I understand where you're going. However I'm not sure that asserting multiple threads were used is a good idea - Parallel.For (or ThreadPool.QueueUserWorkItem) could choose to use multiple threads, or it could not, and either is valid. In your test above, I suspect there's a small chance that one day, you'll run that test and it will fail, only to pass the next day, since it's perfectly valid for Parallel.For to not use multiple threads. In the original test there's an equal chance the test will run and not test anything, but at least it won't fail. Is a test that randomly fails better than a test that randomly passes without testing anything? I think there are arguments to be made for both sides.

I guess a few trade off's come into it:

  • What are the chances multiple threads won't be used? I chose a large list of items just to improve the odds of getting multiple threads but agree it's not guaranteed.
  • In 1 out of every 1000 runs, do you want a test that fails (only to succeed the next time you run the test), or a test that passes without testing anything (only to test everything the next time it runs)?
  • How clear do you want the code to be?

My goal for the test was just to help ensure the bug doesn't come back. In this case I actually don't mind it if has a small chance of passing even when the bug is reintroduced, because I'm sure the NuGet team run their tests a few times a day, so it would eventually get picked up. On the other hand, I would have felt uncomfortable committing a test that had the potential to fail one in every 1000 test runs, leaving the maintainers to figure out why.

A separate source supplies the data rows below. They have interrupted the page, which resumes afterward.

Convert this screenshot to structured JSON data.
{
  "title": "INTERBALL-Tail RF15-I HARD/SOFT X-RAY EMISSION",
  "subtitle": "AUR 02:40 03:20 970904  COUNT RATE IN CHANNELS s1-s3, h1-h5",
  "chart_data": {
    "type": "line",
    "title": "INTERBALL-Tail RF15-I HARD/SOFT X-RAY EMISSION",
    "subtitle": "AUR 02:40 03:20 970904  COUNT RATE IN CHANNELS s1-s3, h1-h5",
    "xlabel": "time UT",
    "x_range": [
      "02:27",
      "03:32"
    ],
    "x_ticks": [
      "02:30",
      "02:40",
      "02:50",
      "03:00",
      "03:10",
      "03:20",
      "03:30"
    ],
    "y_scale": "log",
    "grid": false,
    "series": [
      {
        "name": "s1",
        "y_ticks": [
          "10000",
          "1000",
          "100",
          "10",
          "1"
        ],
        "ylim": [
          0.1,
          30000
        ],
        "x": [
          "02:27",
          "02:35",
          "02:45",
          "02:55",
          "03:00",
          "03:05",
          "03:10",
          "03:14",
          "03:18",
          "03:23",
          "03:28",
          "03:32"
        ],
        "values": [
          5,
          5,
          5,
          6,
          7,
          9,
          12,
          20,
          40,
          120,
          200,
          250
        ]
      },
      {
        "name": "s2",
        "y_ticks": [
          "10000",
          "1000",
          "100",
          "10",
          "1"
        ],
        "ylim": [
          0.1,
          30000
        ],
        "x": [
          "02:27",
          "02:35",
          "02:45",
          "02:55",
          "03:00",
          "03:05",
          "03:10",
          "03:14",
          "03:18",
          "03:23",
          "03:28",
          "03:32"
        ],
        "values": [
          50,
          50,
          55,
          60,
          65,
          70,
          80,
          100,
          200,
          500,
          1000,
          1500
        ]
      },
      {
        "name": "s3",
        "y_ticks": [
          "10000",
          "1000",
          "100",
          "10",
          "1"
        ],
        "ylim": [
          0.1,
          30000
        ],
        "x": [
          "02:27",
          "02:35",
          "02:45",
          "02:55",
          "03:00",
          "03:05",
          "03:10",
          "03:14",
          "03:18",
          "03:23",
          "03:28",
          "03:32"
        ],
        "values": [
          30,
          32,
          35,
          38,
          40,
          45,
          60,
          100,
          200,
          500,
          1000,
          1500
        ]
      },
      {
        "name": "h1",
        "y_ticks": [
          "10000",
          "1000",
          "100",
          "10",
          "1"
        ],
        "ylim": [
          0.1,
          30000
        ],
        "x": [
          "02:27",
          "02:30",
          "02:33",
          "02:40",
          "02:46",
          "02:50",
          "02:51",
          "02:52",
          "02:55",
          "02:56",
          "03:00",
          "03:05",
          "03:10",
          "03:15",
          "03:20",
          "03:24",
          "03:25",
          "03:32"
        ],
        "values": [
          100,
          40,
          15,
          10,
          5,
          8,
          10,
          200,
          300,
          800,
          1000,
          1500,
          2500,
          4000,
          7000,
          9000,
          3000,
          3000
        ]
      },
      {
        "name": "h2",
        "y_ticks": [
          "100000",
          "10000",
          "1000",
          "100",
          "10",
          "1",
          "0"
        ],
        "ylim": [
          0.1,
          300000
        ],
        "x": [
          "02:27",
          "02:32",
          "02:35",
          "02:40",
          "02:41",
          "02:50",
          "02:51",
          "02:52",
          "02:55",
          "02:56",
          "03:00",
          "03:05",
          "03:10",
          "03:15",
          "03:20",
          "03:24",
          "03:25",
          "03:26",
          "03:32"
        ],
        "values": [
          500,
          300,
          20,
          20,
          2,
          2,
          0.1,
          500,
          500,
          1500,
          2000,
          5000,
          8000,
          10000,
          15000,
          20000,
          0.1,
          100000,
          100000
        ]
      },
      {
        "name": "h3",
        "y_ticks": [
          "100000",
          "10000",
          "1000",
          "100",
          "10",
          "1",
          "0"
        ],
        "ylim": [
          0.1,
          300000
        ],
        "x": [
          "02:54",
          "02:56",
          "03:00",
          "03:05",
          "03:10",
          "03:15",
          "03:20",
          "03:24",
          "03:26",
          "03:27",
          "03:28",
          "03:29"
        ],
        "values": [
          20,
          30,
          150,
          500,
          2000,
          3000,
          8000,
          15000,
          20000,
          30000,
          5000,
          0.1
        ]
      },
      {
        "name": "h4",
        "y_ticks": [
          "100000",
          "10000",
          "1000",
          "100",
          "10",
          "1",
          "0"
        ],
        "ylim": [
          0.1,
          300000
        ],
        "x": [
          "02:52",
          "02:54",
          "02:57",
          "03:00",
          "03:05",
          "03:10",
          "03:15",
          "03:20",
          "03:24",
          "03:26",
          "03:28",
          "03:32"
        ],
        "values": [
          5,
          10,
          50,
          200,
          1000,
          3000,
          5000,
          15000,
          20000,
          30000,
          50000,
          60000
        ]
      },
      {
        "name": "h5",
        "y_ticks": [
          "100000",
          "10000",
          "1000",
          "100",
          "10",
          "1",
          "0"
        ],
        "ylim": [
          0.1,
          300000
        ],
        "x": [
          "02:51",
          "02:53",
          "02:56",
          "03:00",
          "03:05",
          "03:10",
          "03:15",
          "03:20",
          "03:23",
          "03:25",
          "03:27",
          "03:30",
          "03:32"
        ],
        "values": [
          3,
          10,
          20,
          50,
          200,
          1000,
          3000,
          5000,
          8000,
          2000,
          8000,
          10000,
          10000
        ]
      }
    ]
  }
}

I think the "correct" approach would be to new up actual Thread objects and use WaitHandles to check each iteration is done, to guarantee you're getting multiple underlying threads. But I think that would detract from the readability. So it's all a trade off.

PS: I don't think the check for ProcessorCount == 1 is necessary - a single core/processor can still execute multiple threads simultaneously.

Paul

Nov 3, 2011 at 1:26 AM

Actually ... new idea.

How about:

 

[Fact]
public void CryptoHashProviderIsThreadSafe()
{
    // Arrange
    byte[] testBytes = Encoding.UTF8.GetBytes("There is no butter knife");
    string expectedHash = "xy/brd+/mxheBbyBL7i8Oyy62P2ZRteaIkfc4yA8ncH1MYkbDo+XwBcZsOBY2YeaOucrdLJj5odPvozD430w2g==";
    IHashProvider hashProvider = new CryptoHashProvider();

    var usedThreadIds = new List<int>();
    Parallel.For(0, 10000, ignored =>
    {
        // Act
        byte[] actualHash = hashProvider.CalculateHash(testBytes);

        // Assert
        Assert.Equal(actualHash, Convert.FromBase64String(expectedHash));
    });

    if (usedThreadIds.Distinct().Count() == 1)
        Assert.Inconclusive("This test relies on multiple threads, however only one was ever spawned.");
}

 

This results in:

  • Pass if hashes are consistently generated across multiple threads
  • Fail if the bug regresses
  • Inconclusive if the test didn't test anything

That seems like the correct set of outcomes to me.

-- Tatham

Nov 3, 2011 at 11:22 AM

Ah! Brilliant. I've been testing a similar fix - but I'd thread-safed the call rather than just the crypto (and I'd not figured out it was exactly that that wasn't thread safe). Please do push this out soon. :-) If you use the IDE to look at packages and have a big package or two in your repostiroy you'll run into this very easily with even one developer.

Nov 4, 2011 at 10:26 AM

Just looking over this - hash values are stored in a dictionary, and access to a dictionary is not protected by the underlying .NET platform - so it isn't just the hash calc you have to protect, but also the access to the dictionary has to be completly protected. Fortunately, that is localized to one class (http://msdn.microsoft.com/en-us/library/xfhwa508.aspx).

Developer
Nov 4, 2011 at 10:36 AM

Change it to use a ConcurrentDictionary and see if that helps.